Singaporeans lost $78,000 through Bitcoin Investment scams in 3 months
Cryptocurrency scams have run rampant this year, with Singapore being the latest target. Between September to November this year, Singaporeans lost $78,000 to fraudulent Bitcoin investment funds, as reported by the local daily, The Straits Times on December 5.
The scammers employed online articles and ads to promote their funds while they featured local celebrities endorsing their fund, thereby enticing residents to invest large sums of money.
Prospective victims who end up clicking on these links would be redirected to a website offering both crypto and non-crypto investments. Upon filling their contact information, an affiliate from the investment scheme would get in touch with them and would convince them to invest in the fraud.
Singapore’s central bank, the Monetary Authority of Singapore (MAS) does not oversee these funds and cannot enforce regulation on the same because the latter operates outside the city-state. MAS currently does not have any stringent regulation on cryptocurrency and no protection for investors in crypto-investment funds.

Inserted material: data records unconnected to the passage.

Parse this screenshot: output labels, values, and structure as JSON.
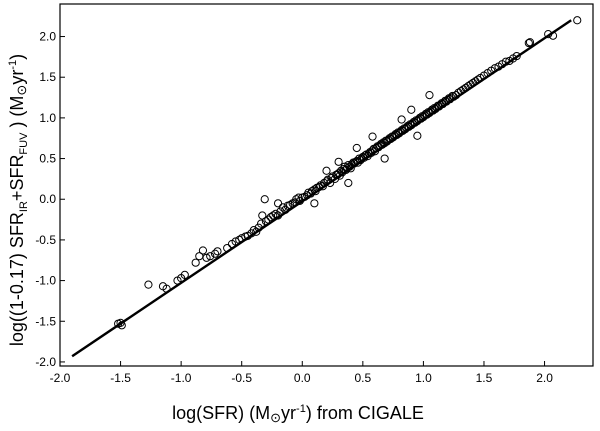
{
  "chart_data": {
    "type": "scatter",
    "title": "",
    "xlabel": {
      "prefix": "log(SFR) (M",
      "sun": "⊙",
      "mid": "yr",
      "exp": "-1",
      "suffix": ") from CIGALE"
    },
    "ylabel": {
      "prefix": "log((1-0.17) SFR",
      "sub1": "IR",
      "plus": "+SFR",
      "sub2": "FUV",
      "mid": " )  (M",
      "sun": "⊙",
      "yr": "yr",
      "exp": "-1",
      "suffix": ")"
    },
    "xlim": [
      -2.0,
      2.4
    ],
    "ylim": [
      -2.05,
      2.4
    ],
    "x_ticks": [
      "-2.0",
      "-1.5",
      "-1.0",
      "-0.5",
      "0.0",
      "0.5",
      "1.0",
      "1.5",
      "2.0"
    ],
    "y_ticks": [
      "-2.0",
      "-1.5",
      "-1.0",
      "-0.5",
      "0.0",
      "0.5",
      "1.0",
      "1.5",
      "2.0"
    ],
    "grid": false,
    "fit_line": {
      "x": [
        -1.9,
        2.22
      ],
      "y": [
        -1.93,
        2.2
      ]
    },
    "points": [
      [
        -1.52,
        -1.53
      ],
      [
        -1.5,
        -1.52
      ],
      [
        -1.49,
        -1.55
      ],
      [
        -1.27,
        -1.05
      ],
      [
        -1.15,
        -1.07
      ],
      [
        -1.12,
        -1.1
      ],
      [
        -1.03,
        -1.0
      ],
      [
        -1.0,
        -0.97
      ],
      [
        -0.97,
        -0.93
      ],
      [
        -0.88,
        -0.78
      ],
      [
        -0.85,
        -0.7
      ],
      [
        -0.82,
        -0.63
      ],
      [
        -0.79,
        -0.72
      ],
      [
        -0.76,
        -0.7
      ],
      [
        -0.72,
        -0.67
      ],
      [
        -0.7,
        -0.64
      ],
      [
        -0.62,
        -0.6
      ],
      [
        -0.58,
        -0.55
      ],
      [
        -0.55,
        -0.52
      ],
      [
        -0.52,
        -0.5
      ],
      [
        -0.5,
        -0.48
      ],
      [
        -0.47,
        -0.46
      ],
      [
        -0.45,
        -0.45
      ],
      [
        -0.42,
        -0.42
      ],
      [
        -0.4,
        -0.38
      ],
      [
        -0.38,
        -0.4
      ],
      [
        -0.36,
        -0.35
      ],
      [
        -0.34,
        -0.3
      ],
      [
        -0.33,
        -0.2
      ],
      [
        -0.31,
        0.0
      ],
      [
        -0.3,
        -0.27
      ],
      [
        -0.28,
        -0.25
      ],
      [
        -0.26,
        -0.22
      ],
      [
        -0.24,
        -0.2
      ],
      [
        -0.22,
        -0.18
      ],
      [
        -0.2,
        -0.2
      ],
      [
        -0.18,
        -0.15
      ],
      [
        -0.16,
        -0.1
      ],
      [
        -0.14,
        -0.13
      ],
      [
        -0.12,
        -0.08
      ],
      [
        -0.1,
        -0.07
      ],
      [
        -0.08,
        -0.05
      ],
      [
        -0.06,
        -0.04
      ],
      [
        -0.05,
        0.0
      ],
      [
        -0.03,
        0.02
      ],
      [
        -0.02,
        -0.02
      ],
      [
        0.0,
        0.02
      ],
      [
        0.02,
        0.03
      ],
      [
        0.04,
        0.05
      ],
      [
        0.05,
        0.08
      ],
      [
        0.07,
        0.07
      ],
      [
        0.08,
        0.1
      ],
      [
        0.1,
        0.12
      ],
      [
        0.11,
        0.1
      ],
      [
        0.12,
        0.14
      ],
      [
        0.14,
        0.15
      ],
      [
        0.15,
        0.17
      ],
      [
        0.17,
        0.16
      ],
      [
        0.18,
        0.2
      ],
      [
        0.2,
        0.22
      ],
      [
        0.21,
        0.24
      ],
      [
        0.23,
        0.2
      ],
      [
        0.24,
        0.26
      ],
      [
        0.25,
        0.28
      ],
      [
        0.27,
        0.25
      ],
      [
        0.28,
        0.3
      ],
      [
        0.29,
        0.3
      ],
      [
        0.3,
        0.32
      ],
      [
        0.31,
        0.29
      ],
      [
        0.32,
        0.35
      ],
      [
        0.33,
        0.33
      ],
      [
        0.34,
        0.37
      ],
      [
        0.35,
        0.4
      ],
      [
        0.36,
        0.36
      ],
      [
        0.37,
        0.38
      ],
      [
        0.38,
        0.42
      ],
      [
        0.39,
        0.4
      ],
      [
        0.4,
        0.38
      ],
      [
        0.41,
        0.43
      ],
      [
        0.42,
        0.45
      ],
      [
        0.43,
        0.44
      ],
      [
        0.44,
        0.46
      ],
      [
        0.45,
        0.47
      ],
      [
        0.46,
        0.45
      ],
      [
        0.47,
        0.5
      ],
      [
        0.48,
        0.48
      ],
      [
        0.49,
        0.5
      ],
      [
        0.5,
        0.52
      ],
      [
        0.51,
        0.51
      ],
      [
        0.52,
        0.54
      ],
      [
        0.53,
        0.55
      ],
      [
        0.54,
        0.53
      ],
      [
        0.55,
        0.56
      ],
      [
        0.56,
        0.58
      ],
      [
        0.57,
        0.57
      ],
      [
        0.58,
        0.6
      ],
      [
        0.59,
        0.62
      ],
      [
        0.6,
        0.59
      ],
      [
        0.61,
        0.63
      ],
      [
        0.62,
        0.65
      ],
      [
        0.63,
        0.64
      ],
      [
        0.64,
        0.66
      ],
      [
        0.65,
        0.68
      ],
      [
        0.66,
        0.67
      ],
      [
        0.67,
        0.7
      ],
      [
        0.68,
        0.69
      ],
      [
        0.69,
        0.72
      ],
      [
        0.7,
        0.71
      ],
      [
        0.71,
        0.73
      ],
      [
        0.72,
        0.75
      ],
      [
        0.73,
        0.74
      ],
      [
        0.74,
        0.77
      ],
      [
        0.75,
        0.76
      ],
      [
        0.76,
        0.78
      ],
      [
        0.77,
        0.8
      ],
      [
        0.78,
        0.79
      ],
      [
        0.79,
        0.82
      ],
      [
        0.8,
        0.81
      ],
      [
        0.81,
        0.83
      ],
      [
        0.82,
        0.85
      ],
      [
        0.83,
        0.84
      ],
      [
        0.84,
        0.87
      ],
      [
        0.85,
        0.86
      ],
      [
        0.86,
        0.88
      ],
      [
        0.87,
        0.9
      ],
      [
        0.88,
        0.89
      ],
      [
        0.89,
        0.92
      ],
      [
        0.9,
        0.91
      ],
      [
        0.91,
        0.93
      ],
      [
        0.92,
        0.95
      ],
      [
        0.93,
        0.94
      ],
      [
        0.94,
        0.97
      ],
      [
        0.95,
        0.96
      ],
      [
        0.96,
        0.98
      ],
      [
        0.97,
        1.0
      ],
      [
        0.98,
        0.99
      ],
      [
        0.99,
        1.02
      ],
      [
        1.0,
        1.01
      ],
      [
        1.01,
        1.03
      ],
      [
        1.02,
        1.05
      ],
      [
        1.03,
        1.04
      ],
      [
        1.04,
        1.07
      ],
      [
        1.05,
        1.06
      ],
      [
        1.06,
        1.08
      ],
      [
        1.07,
        1.1
      ],
      [
        1.08,
        1.09
      ],
      [
        1.09,
        1.12
      ],
      [
        1.1,
        1.11
      ],
      [
        1.11,
        1.13
      ],
      [
        1.12,
        1.15
      ],
      [
        1.13,
        1.14
      ],
      [
        1.14,
        1.16
      ],
      [
        1.15,
        1.18
      ],
      [
        1.16,
        1.17
      ],
      [
        1.17,
        1.19
      ],
      [
        1.18,
        1.21
      ],
      [
        1.19,
        1.2
      ],
      [
        1.2,
        1.22
      ],
      [
        1.21,
        1.24
      ],
      [
        1.22,
        1.23
      ],
      [
        1.23,
        1.25
      ],
      [
        1.24,
        1.27
      ],
      [
        1.25,
        1.26
      ],
      [
        1.27,
        1.28
      ],
      [
        1.29,
        1.31
      ],
      [
        1.31,
        1.33
      ],
      [
        1.33,
        1.35
      ],
      [
        1.35,
        1.37
      ],
      [
        1.37,
        1.39
      ],
      [
        1.39,
        1.41
      ],
      [
        1.41,
        1.43
      ],
      [
        1.43,
        1.45
      ],
      [
        1.45,
        1.47
      ],
      [
        1.47,
        1.49
      ],
      [
        1.5,
        1.52
      ],
      [
        1.53,
        1.55
      ],
      [
        1.56,
        1.58
      ],
      [
        1.59,
        1.61
      ],
      [
        1.62,
        1.63
      ],
      [
        1.65,
        1.66
      ],
      [
        1.68,
        1.69
      ],
      [
        1.71,
        1.7
      ],
      [
        1.74,
        1.73
      ],
      [
        1.77,
        1.76
      ],
      [
        1.87,
        1.92
      ],
      [
        1.88,
        1.93
      ],
      [
        2.03,
        2.03
      ],
      [
        2.07,
        2.01
      ],
      [
        2.27,
        2.2
      ],
      [
        0.58,
        0.77
      ],
      [
        0.45,
        0.63
      ],
      [
        0.2,
        0.35
      ],
      [
        0.9,
        1.1
      ],
      [
        1.05,
        1.28
      ],
      [
        -0.2,
        -0.05
      ],
      [
        0.95,
        0.78
      ],
      [
        0.68,
        0.5
      ],
      [
        0.1,
        -0.05
      ],
      [
        0.82,
        0.98
      ],
      [
        0.38,
        0.2
      ],
      [
        0.3,
        0.46
      ]
    ]
  }
}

The schemes that are conducted externally on Singaporeans are even more difficult to regulate or protect against. Verification of the fund and authenticity of transactions also cannot be confirmed prior to investing.
New Zealand has also seen a wave of fake news related to Bitcoins. Daniel Faitaua, the local Kiwi television host was mentioned in online ads which claimed that he doubled his money by investing in Bitcoin through a fraudulent cryptocurrency investment business. Faitaua had to later make a statement on-air putting to rest these claims and his connection with the investment fund.
In September, the MAS warned Singaporeans about a Bitcoin scam website that issued false statements and was purportedly affiliated with the MAS chairman, Tharman Shanmugaratnam. The fraudulent website further stated that users create a Bitcoin account linking their credit card or personal bank account.
After China began cracking down on its cryptocurrency industry, proponents began migrating to Singapore. In November of last year, post the China exodus and prior to the December bull-run, the MAS issued a guide to token offerings and began looking at regulating cryptocurrencies.